Sunan Lawu, Penguasa Gaib Gunung Lawu
Sunan Lawu yang juga dikenal dengan nama Dipa Menggala dipercaya sebagai sosok penguasa gaib Gunung Lawu. Dalam legenda yang berkembang, ia diangkat langsung oleh Prabu Brawijaya V untuk menjaga wilayah spiritual yang meliputi Gunung Lawu, Merapi, Merbabu, hingga Wilis.
Sunan Lawu diyakini bersemayam di kawasan Hargo Dalem, salah satu titik sakral di Gunung Lawu. Dari tempat tersebut, ia dipercaya mengawasi perilaku para pendaki serta menjaga kesucian gunung dari tindakan yang melanggar norma adat dan etika.
Kyai Jalak, Patih Setia Penunjuk Jalan Pendaki
Kyai Jalak yang memiliki nama lain Wongso Menggolo dikenal sebagai patih sekaligus pengikut setia Sunan Lawu. Dalam mitos, Kyai Jalak menjelma menjadi burung Jalak Gading yang bertugas mengarahkan pendaki menuju jalur yang benar.
Burung Jalak Gading dipercaya hanya akan menampakkan diri kepada pendaki yang memiliki niat baik, hati bersih, serta menghormati aturan dan tradisi setempat. Kehadirannya sering dimaknai sebagai pertanda keselamatan dan kelancaran perjalanan.
Burung Jalak Gading yang Dianggap Keramat
Burung Jalak Gading dipercaya sebagai jelmaan Kyai Jalak dan dianggap keramat. Masyarakat dan pendaki meyakini burung ini tidak boleh ditangkap atau disakiti. Pendaki yang merasa “diikuti” burung Jalak Gading dipercaya sedang mendapat perlindungan dan berkah dari Sunan Lawu.

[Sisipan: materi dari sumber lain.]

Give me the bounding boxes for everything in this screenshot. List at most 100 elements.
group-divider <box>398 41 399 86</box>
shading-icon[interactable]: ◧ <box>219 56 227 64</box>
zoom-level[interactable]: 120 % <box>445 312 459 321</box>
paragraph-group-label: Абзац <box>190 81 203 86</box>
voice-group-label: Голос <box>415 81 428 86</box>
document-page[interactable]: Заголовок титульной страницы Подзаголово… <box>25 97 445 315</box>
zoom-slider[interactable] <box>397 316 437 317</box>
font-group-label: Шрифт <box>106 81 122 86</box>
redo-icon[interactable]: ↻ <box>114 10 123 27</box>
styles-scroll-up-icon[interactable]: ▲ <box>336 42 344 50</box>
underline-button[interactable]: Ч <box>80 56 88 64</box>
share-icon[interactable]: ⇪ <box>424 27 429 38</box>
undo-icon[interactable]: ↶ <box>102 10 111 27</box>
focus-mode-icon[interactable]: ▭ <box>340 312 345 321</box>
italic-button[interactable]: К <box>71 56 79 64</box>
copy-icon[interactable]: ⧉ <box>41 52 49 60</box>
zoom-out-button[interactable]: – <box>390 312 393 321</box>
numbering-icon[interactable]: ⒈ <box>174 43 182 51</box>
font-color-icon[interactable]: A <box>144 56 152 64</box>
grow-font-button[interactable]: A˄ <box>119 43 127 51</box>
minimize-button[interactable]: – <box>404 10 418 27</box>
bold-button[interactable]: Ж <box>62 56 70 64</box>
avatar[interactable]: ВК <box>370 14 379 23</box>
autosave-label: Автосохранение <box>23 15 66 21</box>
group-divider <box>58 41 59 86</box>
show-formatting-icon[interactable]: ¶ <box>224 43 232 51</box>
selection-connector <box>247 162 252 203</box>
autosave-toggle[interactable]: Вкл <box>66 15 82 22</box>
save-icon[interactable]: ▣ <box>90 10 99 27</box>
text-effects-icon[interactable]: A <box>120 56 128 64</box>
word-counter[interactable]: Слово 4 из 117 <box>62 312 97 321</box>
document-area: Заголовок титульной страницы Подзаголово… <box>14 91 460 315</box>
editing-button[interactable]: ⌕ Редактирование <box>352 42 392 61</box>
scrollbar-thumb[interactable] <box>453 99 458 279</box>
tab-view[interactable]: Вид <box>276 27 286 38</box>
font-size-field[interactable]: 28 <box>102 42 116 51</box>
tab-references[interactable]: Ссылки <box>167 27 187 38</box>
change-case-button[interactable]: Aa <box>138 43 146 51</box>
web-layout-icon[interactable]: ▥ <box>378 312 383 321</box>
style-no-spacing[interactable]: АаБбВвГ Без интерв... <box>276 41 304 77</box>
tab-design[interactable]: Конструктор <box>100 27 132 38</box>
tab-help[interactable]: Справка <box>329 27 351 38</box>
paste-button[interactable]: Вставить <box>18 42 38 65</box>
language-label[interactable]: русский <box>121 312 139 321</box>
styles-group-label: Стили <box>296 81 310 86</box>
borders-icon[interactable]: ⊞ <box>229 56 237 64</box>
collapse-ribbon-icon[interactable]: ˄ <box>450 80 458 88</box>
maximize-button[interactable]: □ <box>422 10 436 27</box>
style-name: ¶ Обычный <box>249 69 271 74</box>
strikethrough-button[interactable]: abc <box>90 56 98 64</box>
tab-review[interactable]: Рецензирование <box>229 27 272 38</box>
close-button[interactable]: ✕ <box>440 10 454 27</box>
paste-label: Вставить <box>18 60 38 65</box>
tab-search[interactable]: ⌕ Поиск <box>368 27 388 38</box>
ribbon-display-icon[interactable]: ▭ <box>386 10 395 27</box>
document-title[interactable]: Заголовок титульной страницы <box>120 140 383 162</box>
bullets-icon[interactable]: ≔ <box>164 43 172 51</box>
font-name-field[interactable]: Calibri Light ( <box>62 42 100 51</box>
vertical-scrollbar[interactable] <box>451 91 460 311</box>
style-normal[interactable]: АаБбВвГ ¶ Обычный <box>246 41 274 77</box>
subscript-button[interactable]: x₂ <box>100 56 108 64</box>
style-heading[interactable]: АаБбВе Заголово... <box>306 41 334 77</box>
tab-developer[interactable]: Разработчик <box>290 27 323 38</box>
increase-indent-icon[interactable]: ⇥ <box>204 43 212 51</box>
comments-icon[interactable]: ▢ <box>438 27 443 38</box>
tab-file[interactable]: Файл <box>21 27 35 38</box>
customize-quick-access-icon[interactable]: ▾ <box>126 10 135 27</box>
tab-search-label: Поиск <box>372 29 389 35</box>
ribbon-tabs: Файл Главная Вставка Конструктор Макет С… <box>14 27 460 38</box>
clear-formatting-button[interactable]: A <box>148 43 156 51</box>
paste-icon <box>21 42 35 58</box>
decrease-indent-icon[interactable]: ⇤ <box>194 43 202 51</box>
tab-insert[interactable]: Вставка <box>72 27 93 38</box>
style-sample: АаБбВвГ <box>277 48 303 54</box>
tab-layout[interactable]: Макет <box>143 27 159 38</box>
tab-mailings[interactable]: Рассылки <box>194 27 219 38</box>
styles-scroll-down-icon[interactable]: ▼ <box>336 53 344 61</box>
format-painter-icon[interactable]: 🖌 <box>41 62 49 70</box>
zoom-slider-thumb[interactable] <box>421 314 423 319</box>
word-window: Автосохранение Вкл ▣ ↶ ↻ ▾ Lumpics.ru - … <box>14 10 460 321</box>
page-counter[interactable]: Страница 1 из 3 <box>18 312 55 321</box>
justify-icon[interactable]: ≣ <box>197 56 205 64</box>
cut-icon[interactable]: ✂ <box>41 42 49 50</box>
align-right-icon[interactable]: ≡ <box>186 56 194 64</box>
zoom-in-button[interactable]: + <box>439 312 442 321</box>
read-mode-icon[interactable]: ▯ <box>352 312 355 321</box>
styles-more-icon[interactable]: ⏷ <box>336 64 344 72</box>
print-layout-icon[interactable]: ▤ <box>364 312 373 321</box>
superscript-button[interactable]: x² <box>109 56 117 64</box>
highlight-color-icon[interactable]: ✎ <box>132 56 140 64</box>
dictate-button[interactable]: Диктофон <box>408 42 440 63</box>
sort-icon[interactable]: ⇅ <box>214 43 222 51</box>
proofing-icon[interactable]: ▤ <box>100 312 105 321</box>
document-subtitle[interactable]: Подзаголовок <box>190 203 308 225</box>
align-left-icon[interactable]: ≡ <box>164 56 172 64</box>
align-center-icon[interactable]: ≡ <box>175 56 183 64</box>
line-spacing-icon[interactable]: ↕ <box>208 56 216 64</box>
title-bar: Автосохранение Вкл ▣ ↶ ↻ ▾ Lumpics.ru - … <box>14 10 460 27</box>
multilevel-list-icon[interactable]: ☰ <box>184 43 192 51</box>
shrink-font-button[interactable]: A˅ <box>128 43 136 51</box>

Sebaliknya, pendaki dengan niat buruk atau perilaku tidak sopan diyakini tidak akan pernah melihat burung tersebut dan justru berpotensi mengalami kesialan.
Mitos Moksa Prabu Brawijaya V di Gunung Lawu
Gunung Lawu juga dipercaya sebagai tempat pelarian terakhir sekaligus lokasi moksa Prabu Brawijaya V, raja terakhir Kerajaan Majapahit. Moksa dimaknai sebagai menghilangnya raga dan jiwa secara bersamaan untuk mencapai kesempurnaan spiritual.
Kepercayaan inilah yang membuat Gunung Lawu dianggap sebagai gunung suci dan memiliki hubungan erat dengan sejarah spiritual Jawa, sehingga berbagai mitos dan pantangan berkembang kuat hingga kini.
Pasar Setan dan Berbagai Pantangan Gunung Lawu
Selain kisah Sunan Lawu dan Kyai Jalak, Gunung Lawu juga dikenal dengan mitos Pasar Setan yang konon berada di jalur pendakian Cetho. Pendaki sering diingatkan untuk menjaga sikap saat melewati kawasan tersebut.
Pantangan lain yang populer di Gunung Lawu antara lain larangan mendaki dengan jumlah ganjil, larangan berkata kasar dan sombong, serta larangan mengenakan pakaian berwarna hijau pupus. Semua pantangan ini diyakini berkaitan dengan penghormatan terhadap penjaga gaib Gunung Lawu.
Kepercayaan tentang Sunan Lawu dan Kyai Jalak hingga kini masih hidup dan diwariskan secara lisan. Mitos ini tidak hanya menghadirkan nuansa mistis, tetapi juga menekankan nilai kesetiaan, kejujuran, etika, serta ketaatan terhadap adat dan tradisi lokal yang harus dijunjung tinggi oleh setiap pendaki.